I was amused and surprised.


Changeling

Director: Clint Eastwood

Changeling is an adaption of a real case in 1928 in Los Angeles. The story is saddening, but it was compelling with the dialogues nicely written and acting impressively carried out.

It was probably my first time to see and to remember Angelina Jolie in a film. It is a story about a mom's unending search for her son throughout her life and her fight against the corrupted and dysfunctional police system in the first half of the twentieth century in California. I think AJ's acting is great in general, especially when she is performing the role of Mrs Collins as a determined and clear-minded woman. There are moments, however, when I felt that the actress fails to convince me that she is as attached to her son as she should have been. She does not really show strong attachment to her son, for instance, no hug, kiss, or affectionate conversation is portrayed when Mrs Collins and Walter, her son, spend time together.
Or is it simply my misconception of familial attachment? Maybe it is precisely the reality that the emotional tie between family members is not usually visible and does not need to take the form of physical contact at all.

Monday, January 04, 2010

Recent reads

Jhumpa Lahiri
Interpreter of Maladies
Boston: Houghton Mifflin Company, 1999.

I have spent the entire new year holiday struggling with a bad cold. Nothing much I could do except sneezing, coughing, blowing my nose and sleeping away the joyous time of celebration. In some moments that I was able to stay awake, I managed to finish reading Jhumpa Lahiri's Interpreter of Maladies, which I had started reading about a month ago.

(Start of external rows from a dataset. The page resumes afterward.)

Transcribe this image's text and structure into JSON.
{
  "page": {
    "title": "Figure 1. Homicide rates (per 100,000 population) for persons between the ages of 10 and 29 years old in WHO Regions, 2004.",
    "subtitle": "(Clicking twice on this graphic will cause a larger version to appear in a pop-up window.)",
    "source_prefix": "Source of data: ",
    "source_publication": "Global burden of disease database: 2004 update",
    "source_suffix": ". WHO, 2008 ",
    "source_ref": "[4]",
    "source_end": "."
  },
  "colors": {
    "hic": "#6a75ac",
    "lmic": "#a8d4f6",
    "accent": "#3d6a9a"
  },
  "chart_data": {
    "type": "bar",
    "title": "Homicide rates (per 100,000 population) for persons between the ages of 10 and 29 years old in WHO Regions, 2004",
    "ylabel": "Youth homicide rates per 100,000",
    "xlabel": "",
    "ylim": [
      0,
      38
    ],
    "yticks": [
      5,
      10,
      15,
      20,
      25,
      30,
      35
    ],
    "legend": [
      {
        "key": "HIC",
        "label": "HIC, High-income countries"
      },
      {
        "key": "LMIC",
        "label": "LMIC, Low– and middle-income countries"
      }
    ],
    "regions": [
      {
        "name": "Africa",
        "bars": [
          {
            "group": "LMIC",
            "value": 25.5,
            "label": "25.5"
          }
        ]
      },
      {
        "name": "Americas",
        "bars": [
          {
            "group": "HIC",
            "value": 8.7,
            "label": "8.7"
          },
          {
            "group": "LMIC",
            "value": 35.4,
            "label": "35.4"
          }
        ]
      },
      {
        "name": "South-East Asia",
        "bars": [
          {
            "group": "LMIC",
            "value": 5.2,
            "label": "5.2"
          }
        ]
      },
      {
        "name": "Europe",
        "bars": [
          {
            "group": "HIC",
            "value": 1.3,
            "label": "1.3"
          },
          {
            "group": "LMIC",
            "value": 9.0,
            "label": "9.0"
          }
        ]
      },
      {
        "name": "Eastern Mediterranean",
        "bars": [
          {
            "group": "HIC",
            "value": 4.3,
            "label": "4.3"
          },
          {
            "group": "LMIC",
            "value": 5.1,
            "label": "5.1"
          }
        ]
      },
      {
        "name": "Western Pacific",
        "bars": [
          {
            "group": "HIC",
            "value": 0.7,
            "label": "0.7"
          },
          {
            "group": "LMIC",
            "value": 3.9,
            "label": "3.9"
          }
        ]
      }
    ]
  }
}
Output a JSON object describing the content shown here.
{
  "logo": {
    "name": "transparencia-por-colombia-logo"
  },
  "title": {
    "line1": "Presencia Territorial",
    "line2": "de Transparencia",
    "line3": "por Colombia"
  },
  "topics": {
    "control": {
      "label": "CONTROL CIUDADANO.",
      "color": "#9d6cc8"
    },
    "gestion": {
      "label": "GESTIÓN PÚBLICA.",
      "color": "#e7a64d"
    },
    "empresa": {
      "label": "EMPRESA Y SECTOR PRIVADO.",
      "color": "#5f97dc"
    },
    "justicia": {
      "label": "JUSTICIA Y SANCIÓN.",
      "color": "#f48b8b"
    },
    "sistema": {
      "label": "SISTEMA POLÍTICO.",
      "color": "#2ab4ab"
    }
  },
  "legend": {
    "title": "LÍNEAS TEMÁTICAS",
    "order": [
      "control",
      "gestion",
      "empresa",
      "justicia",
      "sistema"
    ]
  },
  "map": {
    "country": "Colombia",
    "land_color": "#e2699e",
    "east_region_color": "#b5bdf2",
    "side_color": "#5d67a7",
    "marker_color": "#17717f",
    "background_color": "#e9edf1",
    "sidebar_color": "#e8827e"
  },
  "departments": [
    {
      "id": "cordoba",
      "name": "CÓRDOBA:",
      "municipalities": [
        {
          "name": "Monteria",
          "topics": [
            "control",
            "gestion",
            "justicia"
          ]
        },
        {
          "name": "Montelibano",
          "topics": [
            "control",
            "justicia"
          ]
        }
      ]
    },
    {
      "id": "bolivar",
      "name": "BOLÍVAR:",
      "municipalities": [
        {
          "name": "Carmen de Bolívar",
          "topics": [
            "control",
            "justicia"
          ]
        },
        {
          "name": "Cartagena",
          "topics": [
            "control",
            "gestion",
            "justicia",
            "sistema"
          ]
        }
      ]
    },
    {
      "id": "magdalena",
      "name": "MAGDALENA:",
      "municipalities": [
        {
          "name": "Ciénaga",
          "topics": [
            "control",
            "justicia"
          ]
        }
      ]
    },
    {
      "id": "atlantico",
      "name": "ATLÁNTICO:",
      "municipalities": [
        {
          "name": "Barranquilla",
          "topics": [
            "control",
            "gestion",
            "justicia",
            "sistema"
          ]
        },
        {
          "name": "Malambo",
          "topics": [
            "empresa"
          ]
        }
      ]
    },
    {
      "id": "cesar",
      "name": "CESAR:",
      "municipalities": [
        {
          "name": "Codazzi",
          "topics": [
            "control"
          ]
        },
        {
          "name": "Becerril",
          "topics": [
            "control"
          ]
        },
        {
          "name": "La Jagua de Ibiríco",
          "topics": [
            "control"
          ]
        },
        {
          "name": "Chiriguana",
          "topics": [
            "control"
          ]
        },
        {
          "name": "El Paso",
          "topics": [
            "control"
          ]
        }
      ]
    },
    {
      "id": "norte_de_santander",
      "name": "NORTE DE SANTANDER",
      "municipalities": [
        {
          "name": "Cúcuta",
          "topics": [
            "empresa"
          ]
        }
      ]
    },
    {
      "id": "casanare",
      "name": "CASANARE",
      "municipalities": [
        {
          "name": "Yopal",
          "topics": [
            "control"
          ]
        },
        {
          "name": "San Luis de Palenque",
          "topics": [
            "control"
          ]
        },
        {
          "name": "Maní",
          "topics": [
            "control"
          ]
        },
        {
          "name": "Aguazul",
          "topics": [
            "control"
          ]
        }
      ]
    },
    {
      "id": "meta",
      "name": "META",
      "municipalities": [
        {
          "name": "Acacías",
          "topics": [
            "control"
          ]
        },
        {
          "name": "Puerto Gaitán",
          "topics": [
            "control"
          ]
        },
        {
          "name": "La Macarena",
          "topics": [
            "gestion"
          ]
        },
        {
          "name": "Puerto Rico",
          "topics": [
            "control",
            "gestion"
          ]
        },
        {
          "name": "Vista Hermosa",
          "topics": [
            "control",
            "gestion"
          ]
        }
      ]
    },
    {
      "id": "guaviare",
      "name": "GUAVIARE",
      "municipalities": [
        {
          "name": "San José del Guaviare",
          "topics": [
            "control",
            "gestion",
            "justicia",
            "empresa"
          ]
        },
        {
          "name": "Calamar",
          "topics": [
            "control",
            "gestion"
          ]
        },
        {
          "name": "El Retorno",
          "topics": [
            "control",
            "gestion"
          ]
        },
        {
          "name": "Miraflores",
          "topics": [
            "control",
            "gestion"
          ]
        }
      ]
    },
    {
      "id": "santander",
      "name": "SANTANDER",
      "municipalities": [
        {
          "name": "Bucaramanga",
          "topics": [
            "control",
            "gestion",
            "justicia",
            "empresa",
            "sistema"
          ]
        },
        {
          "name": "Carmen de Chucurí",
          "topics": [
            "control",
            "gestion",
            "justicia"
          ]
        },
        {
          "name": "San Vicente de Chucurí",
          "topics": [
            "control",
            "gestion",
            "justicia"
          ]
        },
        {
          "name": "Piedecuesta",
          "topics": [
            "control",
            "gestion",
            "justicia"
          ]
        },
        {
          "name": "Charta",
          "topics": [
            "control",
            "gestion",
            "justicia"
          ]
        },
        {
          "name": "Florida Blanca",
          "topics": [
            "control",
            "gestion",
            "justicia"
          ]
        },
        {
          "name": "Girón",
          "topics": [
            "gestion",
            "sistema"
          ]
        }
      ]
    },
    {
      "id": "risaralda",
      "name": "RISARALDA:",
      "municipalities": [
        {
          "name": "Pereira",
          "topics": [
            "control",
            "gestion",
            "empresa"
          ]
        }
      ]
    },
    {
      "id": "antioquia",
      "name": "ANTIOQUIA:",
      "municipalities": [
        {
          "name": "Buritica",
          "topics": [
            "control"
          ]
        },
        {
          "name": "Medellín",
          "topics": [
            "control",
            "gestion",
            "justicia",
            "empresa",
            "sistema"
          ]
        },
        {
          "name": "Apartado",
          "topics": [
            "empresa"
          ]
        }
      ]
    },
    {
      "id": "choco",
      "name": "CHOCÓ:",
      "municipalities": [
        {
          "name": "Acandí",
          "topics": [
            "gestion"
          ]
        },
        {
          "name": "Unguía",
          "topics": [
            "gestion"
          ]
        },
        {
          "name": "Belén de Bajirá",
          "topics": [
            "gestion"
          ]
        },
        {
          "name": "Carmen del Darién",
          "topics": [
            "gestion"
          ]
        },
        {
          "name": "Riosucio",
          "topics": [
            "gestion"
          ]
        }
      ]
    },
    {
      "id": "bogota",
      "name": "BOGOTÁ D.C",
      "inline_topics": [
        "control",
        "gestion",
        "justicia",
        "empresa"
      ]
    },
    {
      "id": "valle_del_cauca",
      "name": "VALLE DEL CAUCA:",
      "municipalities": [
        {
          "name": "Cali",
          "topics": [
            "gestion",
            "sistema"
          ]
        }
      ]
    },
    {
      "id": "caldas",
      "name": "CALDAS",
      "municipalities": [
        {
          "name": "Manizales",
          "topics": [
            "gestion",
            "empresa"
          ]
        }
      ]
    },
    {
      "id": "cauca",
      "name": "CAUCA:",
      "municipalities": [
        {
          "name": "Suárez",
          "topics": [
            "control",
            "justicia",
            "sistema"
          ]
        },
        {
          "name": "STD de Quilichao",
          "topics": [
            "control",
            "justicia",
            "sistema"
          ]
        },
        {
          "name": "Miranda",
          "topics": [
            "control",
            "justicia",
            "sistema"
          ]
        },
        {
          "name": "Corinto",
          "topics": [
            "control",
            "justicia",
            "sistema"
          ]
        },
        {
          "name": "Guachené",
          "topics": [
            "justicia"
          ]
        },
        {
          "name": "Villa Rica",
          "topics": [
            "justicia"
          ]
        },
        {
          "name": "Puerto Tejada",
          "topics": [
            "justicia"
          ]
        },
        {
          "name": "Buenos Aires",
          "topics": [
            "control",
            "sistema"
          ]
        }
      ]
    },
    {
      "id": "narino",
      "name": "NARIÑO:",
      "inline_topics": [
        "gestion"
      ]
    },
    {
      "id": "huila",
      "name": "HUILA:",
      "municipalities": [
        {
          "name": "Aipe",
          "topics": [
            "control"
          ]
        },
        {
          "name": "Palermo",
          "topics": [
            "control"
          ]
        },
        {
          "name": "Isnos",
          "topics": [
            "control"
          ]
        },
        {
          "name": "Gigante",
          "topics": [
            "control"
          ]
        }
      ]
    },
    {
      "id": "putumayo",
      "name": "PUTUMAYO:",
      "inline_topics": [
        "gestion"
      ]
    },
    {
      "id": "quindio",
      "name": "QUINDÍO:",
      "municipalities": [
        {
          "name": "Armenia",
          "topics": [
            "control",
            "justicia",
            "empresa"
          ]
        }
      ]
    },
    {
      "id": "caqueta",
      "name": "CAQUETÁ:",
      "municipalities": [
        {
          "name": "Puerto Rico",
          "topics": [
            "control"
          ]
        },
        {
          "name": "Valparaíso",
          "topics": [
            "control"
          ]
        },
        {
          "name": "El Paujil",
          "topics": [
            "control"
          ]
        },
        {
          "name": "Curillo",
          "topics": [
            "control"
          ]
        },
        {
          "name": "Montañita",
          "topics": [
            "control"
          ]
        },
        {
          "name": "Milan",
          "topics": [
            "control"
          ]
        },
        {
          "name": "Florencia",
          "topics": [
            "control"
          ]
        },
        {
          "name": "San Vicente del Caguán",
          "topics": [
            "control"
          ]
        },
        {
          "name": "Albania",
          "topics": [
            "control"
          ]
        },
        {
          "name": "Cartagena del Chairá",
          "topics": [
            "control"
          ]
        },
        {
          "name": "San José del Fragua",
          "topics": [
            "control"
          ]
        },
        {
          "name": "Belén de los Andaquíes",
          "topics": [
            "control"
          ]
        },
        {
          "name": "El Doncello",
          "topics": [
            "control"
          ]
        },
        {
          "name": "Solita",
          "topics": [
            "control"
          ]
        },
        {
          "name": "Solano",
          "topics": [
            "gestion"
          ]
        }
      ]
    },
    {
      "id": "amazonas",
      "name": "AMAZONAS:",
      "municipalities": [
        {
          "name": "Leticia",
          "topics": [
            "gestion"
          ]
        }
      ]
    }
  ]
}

I always prefer short stories to fictions or novels as the moderate size of the former is more friendly to my attention which easily loses its power of concentration.

I do enjoy most of the stories in this collection. They do not feature dramatic moments that attempt to astound or impress readers. Instead, Lahiri narrates in a peaceful, quiet, and matter-of-fact style the pain, joy, struggle, failure and survival of Indian immigrants in England, United States, or back in the native country.

The sense of pain and loss that some characters suffer from remains powerful through the narrator's quiet and observatory tone of narration. It engages my thought as if the steady pace of the narrative is stroking my nerve gently and regularly till the end. The author does not try to hammer into readers anything that she writes, but it simply grips attention. I love some of the stories which end with unresolved loss and longing, a kind of incompleteness that stories of immigrants usually share. Some are presented through the viewpoints of children adding humor to or emphasizing the endured suffering. Some are about aspiration, self-delusion, and disillusion.

Of course, there is also a small number of some tuning the song of survival in the end. However, to be honest, I find them somehow unfitting to the collection, a collection of stories about how individuals struggle to fit into their new world. Positive and happy ending is what we need in reality, but sometimes I think a short story is at its best when it does not conclude the plight, and it is more effective when it continues to provoke thoughts rather than to soothe the sufferers.